Recently a discussion about performance of system involving a high rate
of kfree_rcu() calls surfaced on the list [1] which led to another
discussion how to prepare for this situation.

This patch adds basic batching support for kfree_rcu. It is "basic"
because we do none of the slab management, dynamic allocation, code
moving or any of the other things, some of which previous attempts did
[2]. These fancier improvements can be follow-up patches and there are
several ideas being experimented in those regards.

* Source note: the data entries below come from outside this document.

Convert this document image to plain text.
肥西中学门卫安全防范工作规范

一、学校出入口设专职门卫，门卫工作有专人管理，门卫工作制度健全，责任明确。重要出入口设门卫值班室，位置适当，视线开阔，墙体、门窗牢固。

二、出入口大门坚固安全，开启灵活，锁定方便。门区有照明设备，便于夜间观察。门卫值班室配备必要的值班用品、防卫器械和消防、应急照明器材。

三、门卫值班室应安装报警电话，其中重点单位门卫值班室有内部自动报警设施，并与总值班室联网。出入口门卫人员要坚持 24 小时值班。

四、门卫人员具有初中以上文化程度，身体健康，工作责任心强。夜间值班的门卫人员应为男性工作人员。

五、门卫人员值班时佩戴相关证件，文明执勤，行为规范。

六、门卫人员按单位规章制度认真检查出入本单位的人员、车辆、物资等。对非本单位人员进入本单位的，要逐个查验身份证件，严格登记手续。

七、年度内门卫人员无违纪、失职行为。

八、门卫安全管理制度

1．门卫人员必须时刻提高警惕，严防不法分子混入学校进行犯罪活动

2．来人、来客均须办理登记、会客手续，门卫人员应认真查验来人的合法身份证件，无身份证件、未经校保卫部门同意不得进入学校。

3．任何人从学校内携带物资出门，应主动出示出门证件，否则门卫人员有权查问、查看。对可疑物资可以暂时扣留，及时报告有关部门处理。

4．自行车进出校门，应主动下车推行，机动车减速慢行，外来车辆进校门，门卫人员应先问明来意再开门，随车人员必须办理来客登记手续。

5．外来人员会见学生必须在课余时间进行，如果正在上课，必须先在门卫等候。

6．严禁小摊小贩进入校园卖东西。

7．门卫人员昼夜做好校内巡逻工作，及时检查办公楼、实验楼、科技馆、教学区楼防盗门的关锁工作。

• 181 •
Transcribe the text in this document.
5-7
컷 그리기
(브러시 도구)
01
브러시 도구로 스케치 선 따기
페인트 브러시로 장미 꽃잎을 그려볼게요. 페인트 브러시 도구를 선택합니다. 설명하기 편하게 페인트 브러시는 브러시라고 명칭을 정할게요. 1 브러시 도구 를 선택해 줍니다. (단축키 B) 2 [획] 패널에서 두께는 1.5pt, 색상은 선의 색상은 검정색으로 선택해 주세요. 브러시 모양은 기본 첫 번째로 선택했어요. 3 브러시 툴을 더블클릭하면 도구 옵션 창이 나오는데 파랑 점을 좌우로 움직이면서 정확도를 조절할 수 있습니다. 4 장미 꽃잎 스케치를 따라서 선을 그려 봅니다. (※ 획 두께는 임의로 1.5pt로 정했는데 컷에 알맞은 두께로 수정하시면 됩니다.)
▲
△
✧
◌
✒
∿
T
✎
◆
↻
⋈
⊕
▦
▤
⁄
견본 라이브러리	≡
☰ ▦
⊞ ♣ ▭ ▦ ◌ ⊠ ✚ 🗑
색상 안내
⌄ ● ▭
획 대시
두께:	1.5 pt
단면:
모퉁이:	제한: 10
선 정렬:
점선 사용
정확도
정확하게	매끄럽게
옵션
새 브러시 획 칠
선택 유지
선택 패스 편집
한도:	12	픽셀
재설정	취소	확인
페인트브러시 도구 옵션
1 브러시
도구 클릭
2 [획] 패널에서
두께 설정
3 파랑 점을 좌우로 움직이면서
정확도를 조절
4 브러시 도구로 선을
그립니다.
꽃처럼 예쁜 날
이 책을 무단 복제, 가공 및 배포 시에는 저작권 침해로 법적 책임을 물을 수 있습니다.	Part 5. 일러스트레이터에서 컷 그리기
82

Torture tests follow in the next patch and show improvements of around
~13% with continuous flooding of kfree_rcu() calls on a 16 CPU system.

[1] http://lore.kernel.org/lkml/[email protected]
[2] https://lkml.org/lkml/2017/12/19/824

This is an effort just to start simple, and build up from there.

Cc: Rao Shoaib <[email protected]>
Cc: [email protected]
Cc: [email protected]
Cc: [email protected]
Cc: [email protected]
Co-developed-by: Byungchul Park <[email protected]>
Signed-off-by: Byungchul Park <[email protected]>
Signed-off-by: Joel Fernandes (Google) <[email protected]>
---
 kernel/rcu/tree.c | 198 ++++++++++++++++++++++++++++++++++++++++++++--
 1 file changed, 193 insertions(+), 5 deletions(-)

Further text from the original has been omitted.